Schäuble sorgt sich generell um die Zukunft der westlichen Demokratie

"Wir haben heute eine satte Enthaltungsmehrheit im Bundesrat", klagte der Bundestagspräsident. Er erinnerte daran, dass er vor Jahren eine Initiative gestartet hatte, alle Enthaltungen einfach nicht zu zählen. "Das würde schlagartig viel ändern", sagte Schäuble.

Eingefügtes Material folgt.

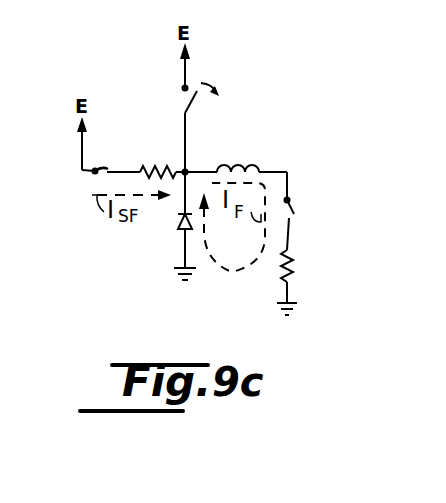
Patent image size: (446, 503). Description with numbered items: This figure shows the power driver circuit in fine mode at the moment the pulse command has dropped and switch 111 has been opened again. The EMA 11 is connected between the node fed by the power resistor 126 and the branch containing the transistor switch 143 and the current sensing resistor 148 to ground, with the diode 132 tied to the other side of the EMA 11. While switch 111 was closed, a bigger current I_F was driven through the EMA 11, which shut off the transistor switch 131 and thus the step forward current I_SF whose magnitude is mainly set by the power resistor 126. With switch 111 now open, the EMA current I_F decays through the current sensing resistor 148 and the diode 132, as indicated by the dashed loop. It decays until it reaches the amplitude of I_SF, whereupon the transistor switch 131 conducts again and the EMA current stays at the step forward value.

Schäuble sorgt sich generell um die Zukunft der westlichen Demokratie. "Wir stecken in einem globalen Wettbewerb, wirtschaftlich und politisch. Und da sind nicht alle überzeugt, dass unser westliches, europäisches Modell überlegen ist", sagte der CDU-Politiker. "Die Messe ist nicht gelesen." Schäuble verwies auf Kritik, das westliche System sei zu schwerfällig und zu langsam. "Die Leute sagen: Ihr kriegt nix hin. Das dauert alles zu lange. Sie haben recht." Schäuble wollte sich damit nicht abfinden. "Ich will nicht akzeptieren, dass das chinesische Modell gewinnt."

Lob für Macron

Lobend äußerte sich der frühere Finanzminister für das "bemerkenswerte Tempo" des französischen Präsidenten Emmanuel Macron. Dieser sei unter allen vergleichbaren Führern in Europa derjenige, "der am ehesten eine Chance bietet, dass sich etwas verändert". Auch Österreichs Kanzler Sebastian Kurz habe "Elemente des Macron'schen Schwungs" in die österreichische Politik eingebracht und sein Land bislang auf einem pro-europäischen Kurs gehalten. Den Einzug der AfD in den Bundestag sieht Schäuble bei aller Kritik an der Partei auch als Chance für die Demokratie. Die anderen Parteien seien neu herausgefordert, auch sei das Übergewicht der großen Koalition nicht mehr so erdrückend wie in der vergangenen Legislaturperiode.